Leading the charge in higher prices is head lettuce with a 2002 first quarter price increase of 202 percent, followed by cauliflower, up 68 percent, and broccoli, up 63 percent.
Fueling the rise in lettuce prices are short supplies caused by the combination of a 3 percent cut in acreage, unusually warm fall weather, and a persistent run of colder-than-normal weather in the main California and Arizona desert winter vegetable growing regions.
These factors also contributed to well below normal head sizes and weights.
Contributing to the shortage was an increased demand by processors of bagged salads and other fresh-cut products. These firms, the report says, require a certain volume of lettuce to prepare their products and generally have contracts with growers to supply it.
With per-acre yields down, more acreage is required to satisfy processor needs, leaving less product to be shipped into the retail bulk market.

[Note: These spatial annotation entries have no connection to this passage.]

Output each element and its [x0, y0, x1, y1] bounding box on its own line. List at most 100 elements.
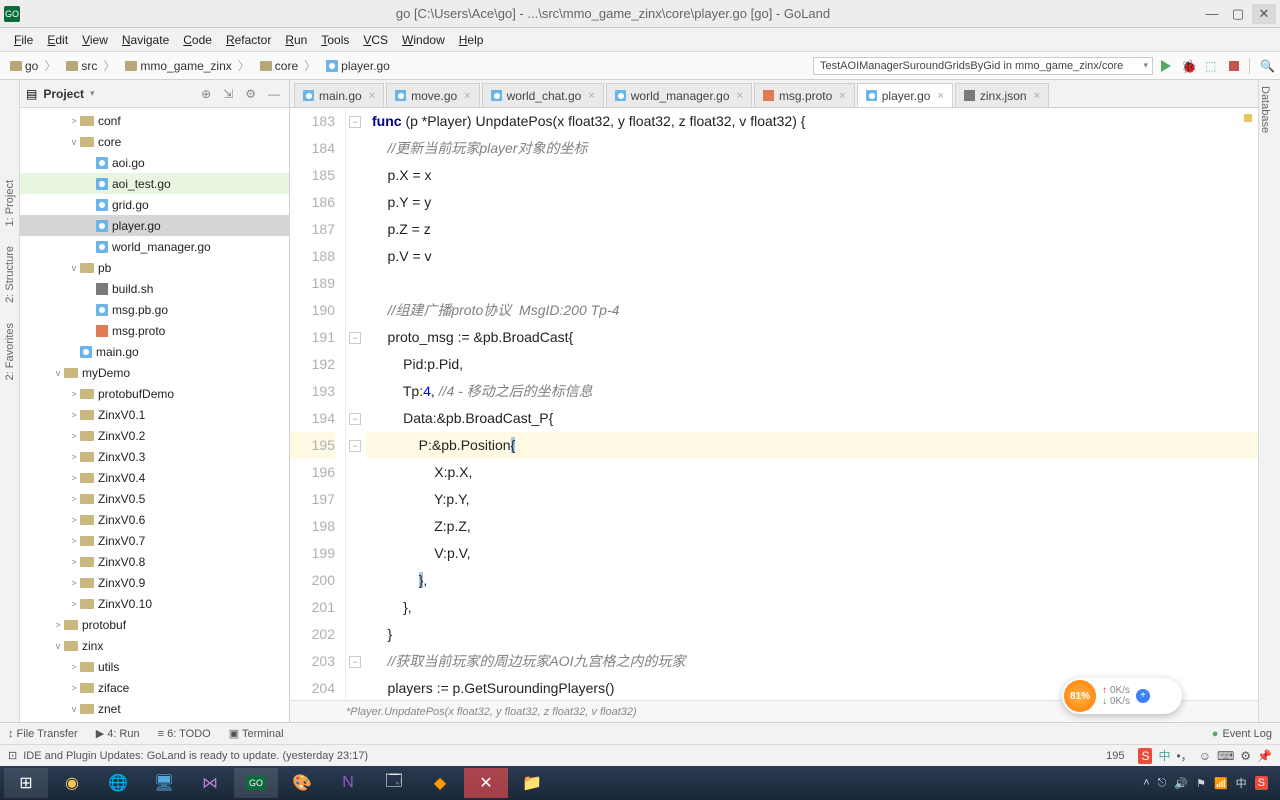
tree-item[interactable]: >ZinxV0.3	[20, 446, 289, 467]
tree-item[interactable]: >ZinxV0.10	[20, 593, 289, 614]
taskbar-xmind[interactable]: ✕	[464, 768, 508, 798]
taskbar-goland[interactable]: GO	[234, 768, 278, 798]
tree-item[interactable]: >ZinxV0.5	[20, 488, 289, 509]
tree-item[interactable]: >utils	[20, 656, 289, 677]
tree-item[interactable]: aoi.go	[20, 152, 289, 173]
taskbar-app[interactable]: 🖥	[142, 768, 186, 798]
menu-edit[interactable]: Edit	[41, 31, 74, 49]
toolwindow-button[interactable]: 1: Project	[4, 180, 16, 226]
search-icon[interactable]: 🔍	[1260, 59, 1274, 73]
keyboard-icon[interactable]: ⌨	[1217, 749, 1234, 763]
debug-icon[interactable]: 🐞	[1181, 59, 1195, 73]
close-tab-icon[interactable]: ×	[937, 90, 943, 102]
fold-toggle-icon[interactable]: −	[349, 440, 361, 452]
tree-item[interactable]: player.go	[20, 215, 289, 236]
editor-tab[interactable]: world_chat.go×	[482, 83, 604, 107]
tree-item[interactable]: vznet	[20, 698, 289, 719]
menu-tools[interactable]: Tools	[315, 31, 355, 49]
hide-icon[interactable]: —	[268, 87, 280, 101]
start-button[interactable]: ⊞	[4, 768, 48, 798]
menu-view[interactable]: View	[76, 31, 114, 49]
tray-ime-icon[interactable]: 中	[1236, 775, 1247, 791]
tree-item[interactable]: aoi_test.go	[20, 173, 289, 194]
tree-item[interactable]: >ziface	[20, 677, 289, 698]
tree-item[interactable]: >ZinxV0.7	[20, 530, 289, 551]
tree-item[interactable]: grid.go	[20, 194, 289, 215]
code-editor[interactable]: 1831841851861871881891901911921931941951…	[290, 108, 1258, 700]
tray-sogou-icon[interactable]: S	[1255, 776, 1268, 790]
close-tab-icon[interactable]: ×	[588, 90, 594, 102]
event-log-button[interactable]: Event Log	[1212, 728, 1272, 740]
tree-item[interactable]: >ZinxV0.9	[20, 572, 289, 593]
database-tool-button[interactable]: Database	[1259, 80, 1271, 133]
project-tree[interactable]: >confvcoreaoi.goaoi_test.gogrid.goplayer…	[20, 108, 289, 722]
menu-navigate[interactable]: Navigate	[116, 31, 175, 49]
run-config-selector[interactable]: TestAOIManagerSuroundGridsByGid in mmo_g…	[813, 57, 1153, 75]
tree-item[interactable]: >ZinxV0.6	[20, 509, 289, 530]
editor-tab[interactable]: main.go×	[294, 83, 384, 107]
scroll-from-source-icon[interactable]: ⊕	[201, 87, 211, 101]
fold-toggle-icon[interactable]: −	[349, 116, 361, 128]
close-tab-icon[interactable]: ×	[839, 90, 845, 102]
pin-icon[interactable]: 📌	[1257, 749, 1272, 763]
tray-volume-icon[interactable]: 🔊	[1174, 777, 1188, 790]
collapse-icon[interactable]: ⇲	[223, 87, 233, 101]
tree-item[interactable]: >protobufDemo	[20, 383, 289, 404]
warning-stripe[interactable]	[1244, 114, 1252, 122]
tray-icon[interactable]: ⎋	[1158, 777, 1167, 790]
menu-vcs[interactable]: VCS	[357, 31, 394, 49]
tree-item[interactable]: vmyDemo	[20, 362, 289, 383]
tray-up-icon[interactable]: ˄	[1143, 777, 1149, 789]
toolwindow-button[interactable]: 2: Favorites	[4, 323, 16, 380]
tree-item[interactable]: msg.proto	[20, 320, 289, 341]
breadcrumb-item[interactable]: mmo_game_zinx〉	[121, 56, 253, 75]
menu-file[interactable]: File	[8, 31, 39, 49]
code-lines[interactable]: func (p *Player) UnpdatePos(x float32, y…	[366, 108, 1258, 700]
maximize-button[interactable]: ▢	[1226, 4, 1250, 24]
coverage-icon[interactable]: ⬚	[1205, 59, 1219, 73]
tree-item[interactable]: vzinx	[20, 635, 289, 656]
toolwindow-button[interactable]: 2: Structure	[4, 246, 16, 303]
fold-gutter[interactable]: − − − − −	[346, 108, 366, 700]
fold-toggle-icon[interactable]: −	[349, 332, 361, 344]
editor-tab[interactable]: player.go×	[857, 83, 953, 107]
bottom-tool-button[interactable]: ↕ File Transfer	[8, 728, 78, 740]
emoji-icon[interactable]: ☺	[1199, 749, 1211, 763]
tree-item[interactable]: >conf	[20, 110, 289, 131]
tree-item[interactable]: >ZinxV0.2	[20, 425, 289, 446]
taskbar-paint[interactable]: 🎨	[280, 768, 324, 798]
tree-item[interactable]: vcore	[20, 131, 289, 152]
menu-code[interactable]: Code	[177, 31, 218, 49]
gear-icon[interactable]: ⚙	[245, 87, 256, 101]
breadcrumb-item[interactable]: core〉	[256, 56, 320, 75]
bottom-tool-button[interactable]: ▣ Terminal	[229, 727, 284, 740]
close-button[interactable]: ✕	[1252, 4, 1276, 24]
minimize-button[interactable]: —	[1200, 4, 1224, 24]
taskbar-chrome[interactable]: 🌐	[96, 768, 140, 798]
stop-icon[interactable]	[1229, 61, 1239, 71]
tree-item[interactable]: world_manager.go	[20, 236, 289, 257]
gear-icon[interactable]: ⚙	[1240, 749, 1251, 763]
fold-toggle-icon[interactable]: −	[349, 413, 361, 425]
breadcrumb-item[interactable]: src〉	[62, 56, 119, 75]
editor-tab[interactable]: world_manager.go×	[606, 83, 752, 107]
tray-flag-icon[interactable]: ⚑	[1196, 777, 1206, 790]
close-tab-icon[interactable]: ×	[369, 90, 375, 102]
system-tray[interactable]: ˄ ⎋ 🔊 ⚑ 📶 中 S	[1143, 775, 1276, 791]
widget-plus-icon[interactable]: +	[1136, 689, 1150, 703]
menu-run[interactable]: Run	[279, 31, 313, 49]
ime-icon[interactable]: S	[1138, 748, 1152, 764]
editor-tab[interactable]: msg.proto×	[754, 83, 855, 107]
menu-refactor[interactable]: Refactor	[220, 31, 277, 49]
chevron-down-icon[interactable]: ▾	[90, 88, 95, 99]
run-icon[interactable]	[1161, 60, 1171, 72]
fold-toggle-icon[interactable]: −	[349, 656, 361, 668]
menu-help[interactable]: Help	[453, 31, 490, 49]
taskbar-explorer[interactable]: 📁	[510, 768, 554, 798]
ime-lang-icon[interactable]: 中	[1158, 747, 1170, 764]
editor-tab[interactable]: move.go×	[386, 83, 479, 107]
tree-item[interactable]: msg.pb.go	[20, 299, 289, 320]
close-tab-icon[interactable]: ×	[1034, 90, 1040, 102]
menu-window[interactable]: Window	[396, 31, 451, 49]
taskbar-vs[interactable]: ⋈	[188, 768, 232, 798]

“In the face of improving demand from a strengthening economy, this forced shipping point prices in March to run as much as seven times above a year earlier for a 24-head carton of film-wrapped iceberg lettuce,” USDA reports. “Improving supplies of iceberg lettuce from California's San Joaquin Valley helped topple record-high shipping point prices from nearly $60 per 24-head carton of film-wrapped lettuce in late March to less than $5 per carton in early April.”

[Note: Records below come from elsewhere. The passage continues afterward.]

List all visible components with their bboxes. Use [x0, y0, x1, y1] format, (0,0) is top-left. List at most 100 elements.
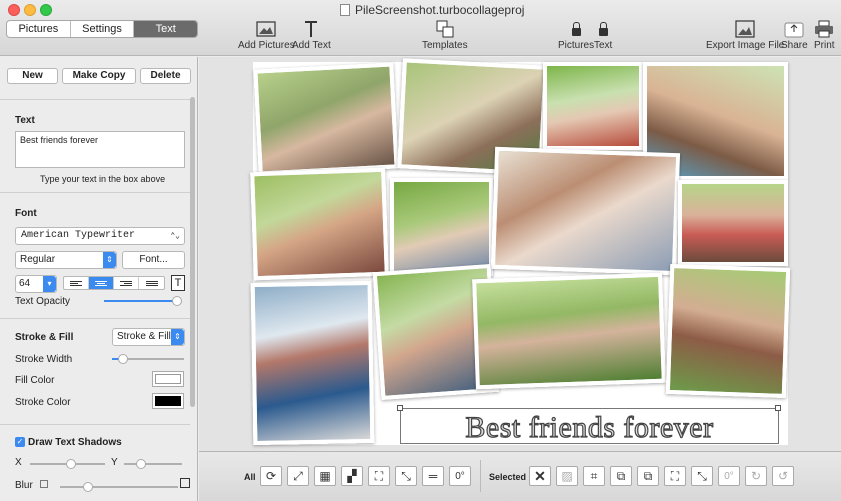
- templates-button[interactable]: Templates: [422, 18, 468, 51]
- share-icon: [784, 22, 804, 38]
- shadow-checkbox[interactable]: ✓: [15, 437, 25, 447]
- align-right-button[interactable]: [114, 277, 139, 289]
- divider: [480, 460, 481, 492]
- picture-icon: ▨: [561, 469, 573, 483]
- grid-layout-button[interactable]: ▦: [314, 466, 336, 486]
- rotate-arrows-icon: ⟳: [265, 469, 277, 483]
- resize-handle[interactable]: [775, 405, 781, 411]
- bring-forward-button[interactable]: ⧉: [610, 466, 632, 486]
- fill-color-well[interactable]: [152, 371, 184, 387]
- collage-caption-text[interactable]: Best friends forever: [402, 411, 777, 444]
- stroke-mode-select[interactable]: Stroke & Fill ⇕: [112, 328, 185, 346]
- collage-photo[interactable]: [665, 263, 791, 399]
- collage-photo[interactable]: [543, 62, 643, 150]
- lock-pictures-button[interactable]: Pictures: [558, 18, 594, 51]
- expand-arrows-icon: ⤢: [293, 468, 303, 483]
- collage-photo[interactable]: [253, 62, 399, 176]
- expand-selected-button[interactable]: ⛶: [664, 466, 686, 486]
- slider-knob[interactable]: [83, 482, 93, 492]
- expand-corners-icon: ⛶: [670, 468, 680, 483]
- add-pictures-button[interactable]: Add Pictures: [238, 18, 295, 51]
- divider: [0, 318, 190, 319]
- make-copy-button[interactable]: Make Copy: [62, 68, 136, 84]
- maximize-window-button[interactable]: [40, 4, 52, 16]
- align-center-button[interactable]: [89, 277, 114, 289]
- remove-selected-button[interactable]: ✕: [529, 466, 551, 486]
- shrink-selected-button[interactable]: ⤡: [691, 466, 713, 486]
- rotate-zero-button[interactable]: 0°: [449, 466, 471, 486]
- mosaic-layout-button[interactable]: ▞: [341, 466, 363, 486]
- picture-icon: [256, 21, 276, 37]
- lock-text-button[interactable]: Text: [594, 18, 612, 51]
- text-frame-icon[interactable]: T: [171, 275, 185, 291]
- collage-photo[interactable]: [490, 146, 681, 276]
- rotate-left-icon: ↺: [777, 469, 789, 483]
- shadow-y-label: Y: [111, 457, 118, 468]
- font-panel-button[interactable]: Font...: [122, 251, 185, 269]
- collage-photo[interactable]: [390, 178, 493, 276]
- shadow-x-label: X: [15, 457, 22, 468]
- export-image-icon: [735, 20, 755, 38]
- mode-tabs: Pictures Settings Text: [6, 20, 198, 38]
- collage-photo[interactable]: [472, 272, 666, 390]
- expand-all-button[interactable]: ⛶: [368, 466, 390, 486]
- close-window-button[interactable]: [8, 4, 20, 16]
- text-t-icon: [305, 21, 318, 37]
- export-image-button[interactable]: Export Image File: [706, 18, 784, 51]
- x-icon: ✕: [534, 467, 546, 484]
- font-family-select[interactable]: American Typewriter ⌃⌄: [15, 227, 185, 245]
- sidebar-scrollbar[interactable]: [190, 97, 195, 407]
- slider-knob[interactable]: [66, 459, 76, 469]
- stroke-color-well[interactable]: [152, 393, 184, 409]
- font-style-select[interactable]: Regular ⇕: [15, 251, 117, 269]
- layers-front-icon: ⧉: [616, 468, 626, 483]
- equal-size-button[interactable]: ═: [422, 466, 444, 486]
- tab-settings[interactable]: Settings: [71, 21, 135, 37]
- divider: [0, 424, 190, 425]
- align-justify-button[interactable]: [139, 277, 164, 289]
- text-input[interactable]: Best friends forever: [15, 131, 185, 168]
- shadow-blur-slider[interactable]: [60, 482, 178, 492]
- title-toolbar: PileScreenshot.turbocollageproj Pictures…: [0, 0, 841, 56]
- align-left-button[interactable]: [64, 277, 89, 289]
- chevron-updown-icon: ⌃⌄: [170, 232, 180, 241]
- slider-knob[interactable]: [172, 296, 182, 306]
- shadow-label: Draw Text Shadows: [28, 437, 122, 448]
- stroke-width-slider[interactable]: [112, 354, 184, 364]
- shadow-y-slider[interactable]: [124, 459, 182, 469]
- delete-button[interactable]: Delete: [140, 68, 191, 84]
- large-square-icon: [180, 478, 190, 488]
- collage-photo[interactable]: [250, 167, 389, 281]
- shrink-all-button[interactable]: ⤡: [395, 466, 417, 486]
- slider-knob[interactable]: [136, 459, 146, 469]
- stroke-width-label: Stroke Width: [15, 354, 73, 365]
- rotate-right-button[interactable]: ↻: [745, 466, 767, 486]
- chevron-down-icon: ▾: [43, 276, 56, 292]
- tab-pictures[interactable]: Pictures: [7, 21, 71, 37]
- tab-text[interactable]: Text: [134, 21, 197, 37]
- replace-picture-button[interactable]: ▨: [556, 466, 578, 486]
- equal-icon: ═: [428, 469, 438, 483]
- font-size-select[interactable]: 64 ▾: [15, 275, 57, 293]
- add-text-button[interactable]: Add Text: [292, 18, 331, 51]
- share-button[interactable]: Share: [781, 18, 808, 51]
- shadow-x-slider[interactable]: [30, 459, 105, 469]
- lock-icon: [598, 22, 608, 36]
- text-opacity-slider[interactable]: [104, 296, 182, 306]
- grid-icon: ▦: [319, 469, 331, 483]
- fit-all-button[interactable]: ⤢: [287, 466, 309, 486]
- minimize-window-button[interactable]: [24, 4, 36, 16]
- resize-handle[interactable]: [397, 405, 403, 411]
- text-hint: Type your text in the box above: [40, 174, 166, 184]
- new-button[interactable]: New: [7, 68, 58, 84]
- print-button[interactable]: Print: [814, 18, 835, 51]
- collage-photo[interactable]: [678, 180, 788, 266]
- crop-button[interactable]: ⌗: [583, 466, 605, 486]
- rotate-selected-zero-button[interactable]: 0°: [718, 466, 740, 486]
- collage-photo[interactable]: [250, 280, 375, 446]
- rotate-left-button[interactable]: ↺: [772, 466, 794, 486]
- send-backward-button[interactable]: ⧉: [637, 466, 659, 486]
- shuffle-all-button[interactable]: ⟳: [260, 466, 282, 486]
- slider-knob[interactable]: [118, 354, 128, 364]
- stroke-fill-heading: Stroke & Fill: [15, 332, 74, 343]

USDA's Economic Research Service says it expected lettuce prices to remain volatile into early May, at which time the Salinas Valley would supply the bulk of the nation's lettuce. That's important because less than 1 percent of U.S. head lettuce consumption comes from outside the United States, because domestic shippers usually offer a steady supply of low-cost lettuce.
Overall, harvested acres of 11 fresh vegetables fell 1 percent this spring. USDA says gains of 4 percent for tomatoes and bell peppers were outweighed by reduced area for broccoli, carrots, cucumbers and cabbage.
“In addition to lower acreage, spring shipment volume could be trimmed as a result of brief cold snaps in Florida, Georgia and Texas. Reports of wind-caused bloom drop and uneven plant growth due to earlier temperature extremes, both cold and hot, may lead to sporadic spring shipment volume and price fluctuations well into May,” USDA reports.
The Economic Research Service is forecasting per capita vegetable and melon use will rise 1 percent to 451 pounds per person in 2002, with most of the increase coming from processing vegetables. However, little change in use is expected, as reduced domestic output will likely be offset by rising imports.